Им нужна правда, а странник Лука утешает их сладкой ложью, поддерживает иллюзии ночлежников лишь из сострадания к «черненьким» мученикам и сеет новые, на время лечит раны босяков. Сам Лука не принимает мир несправедливости, но считает необходимым жалеть людей, облегчить их страдания. Для него все босяки ничтожны, все нуждаются в утешении. В его сладостных иллюзиях нуждаются люди со слабой душой: «Это мякиш для беззубых». Сам же Лука – скептик, убежденный в том, что реальное положение человека изменить невозможно, можно лишь изменить отношение человека к себе, можно примирить его с действительностью. Создание иллюзий Лукой для обитателей ночлежки – это действие пассивное, реакционное по сути. Правда жизни опровергает ложь Луки. Но вера Луки в человека («человек может… лишь бы захотел») не может не вызвать сочувствия.

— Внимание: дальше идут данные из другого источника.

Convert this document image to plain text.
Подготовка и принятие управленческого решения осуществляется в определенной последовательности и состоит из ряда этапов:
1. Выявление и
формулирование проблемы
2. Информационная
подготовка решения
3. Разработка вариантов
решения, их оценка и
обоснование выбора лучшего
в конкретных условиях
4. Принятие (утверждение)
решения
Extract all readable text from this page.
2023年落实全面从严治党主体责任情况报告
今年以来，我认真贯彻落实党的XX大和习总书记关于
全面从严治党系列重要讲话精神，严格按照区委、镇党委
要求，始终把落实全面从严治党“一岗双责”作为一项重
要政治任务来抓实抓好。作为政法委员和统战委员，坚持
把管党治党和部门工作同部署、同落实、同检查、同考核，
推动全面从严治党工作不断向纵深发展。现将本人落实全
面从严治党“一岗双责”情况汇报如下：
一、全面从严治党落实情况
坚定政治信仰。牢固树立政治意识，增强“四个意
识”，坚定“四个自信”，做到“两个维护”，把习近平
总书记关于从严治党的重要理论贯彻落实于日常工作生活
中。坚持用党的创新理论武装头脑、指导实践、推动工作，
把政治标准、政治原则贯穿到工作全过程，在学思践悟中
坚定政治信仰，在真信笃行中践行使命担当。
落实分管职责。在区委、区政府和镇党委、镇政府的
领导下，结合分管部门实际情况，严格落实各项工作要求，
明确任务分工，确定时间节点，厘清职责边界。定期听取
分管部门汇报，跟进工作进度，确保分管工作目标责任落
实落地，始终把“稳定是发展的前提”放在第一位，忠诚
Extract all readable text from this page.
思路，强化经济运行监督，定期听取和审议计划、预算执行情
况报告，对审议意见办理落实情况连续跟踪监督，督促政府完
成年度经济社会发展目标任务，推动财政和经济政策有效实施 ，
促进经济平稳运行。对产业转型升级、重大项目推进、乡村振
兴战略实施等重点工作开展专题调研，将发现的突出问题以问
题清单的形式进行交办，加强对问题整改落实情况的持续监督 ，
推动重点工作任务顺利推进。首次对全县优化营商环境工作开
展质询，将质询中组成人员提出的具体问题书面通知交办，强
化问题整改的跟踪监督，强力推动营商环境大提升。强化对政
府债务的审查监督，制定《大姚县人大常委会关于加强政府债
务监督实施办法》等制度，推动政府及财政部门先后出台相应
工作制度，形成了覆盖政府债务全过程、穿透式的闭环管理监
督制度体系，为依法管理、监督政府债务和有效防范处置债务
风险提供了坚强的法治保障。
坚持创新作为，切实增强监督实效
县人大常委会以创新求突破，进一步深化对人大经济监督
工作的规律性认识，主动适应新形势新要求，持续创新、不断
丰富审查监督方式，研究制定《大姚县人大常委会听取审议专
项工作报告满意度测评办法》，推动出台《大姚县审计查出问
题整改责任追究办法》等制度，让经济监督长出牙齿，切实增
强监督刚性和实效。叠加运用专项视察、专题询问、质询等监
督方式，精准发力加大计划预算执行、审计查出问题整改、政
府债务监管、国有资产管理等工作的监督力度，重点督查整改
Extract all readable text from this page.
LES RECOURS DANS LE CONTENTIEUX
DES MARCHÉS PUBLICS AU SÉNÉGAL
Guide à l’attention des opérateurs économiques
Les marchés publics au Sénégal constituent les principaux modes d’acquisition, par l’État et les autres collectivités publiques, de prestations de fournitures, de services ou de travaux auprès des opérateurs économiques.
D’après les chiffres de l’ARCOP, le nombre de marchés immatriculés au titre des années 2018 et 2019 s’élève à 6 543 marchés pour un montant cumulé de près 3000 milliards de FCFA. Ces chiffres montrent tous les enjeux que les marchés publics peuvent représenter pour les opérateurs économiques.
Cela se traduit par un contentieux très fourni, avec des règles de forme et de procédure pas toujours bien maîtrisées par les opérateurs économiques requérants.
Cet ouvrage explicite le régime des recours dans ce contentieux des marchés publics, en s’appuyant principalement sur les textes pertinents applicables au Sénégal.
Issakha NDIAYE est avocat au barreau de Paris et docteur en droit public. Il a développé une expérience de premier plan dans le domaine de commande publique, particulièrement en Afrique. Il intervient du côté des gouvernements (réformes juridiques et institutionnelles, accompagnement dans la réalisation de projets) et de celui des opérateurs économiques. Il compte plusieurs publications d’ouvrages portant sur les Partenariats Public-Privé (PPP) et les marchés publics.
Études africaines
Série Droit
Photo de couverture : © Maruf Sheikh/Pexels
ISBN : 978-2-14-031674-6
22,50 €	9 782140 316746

Противоречие между правдой жизни и утешительной ложью разрешается позицией автора, которую, в меру своих ограниченных возможностей, высказывает Сатин. Он начинает с объявления солидарности с Лукой: «Человек – вот правда!» Но заканчивает речь выводом, прямо противоположным взглядам Луки о лжи, которой прикрываются господствующие классы, чтоб оправдать свое господство и «обвинить умирающих с голода». Гуманизм Сатина носит истинный характер, а гуманизм Луки губит босяков, они тянутся к иллюзиям, не хотят бороться за изменение жизни. Сатин считает, что человека нужно не жалеть, а учить пользоваться свободой. В вопросе о правде Лука и Сатин расходятся, потому что по-разному представляют себе путь, по которому должен пойти человек. Луке близка идея спасительной лжи (притча о праведной земле), а Сатин призывает раскрыть глаза на жизненные противоречия и проблемы.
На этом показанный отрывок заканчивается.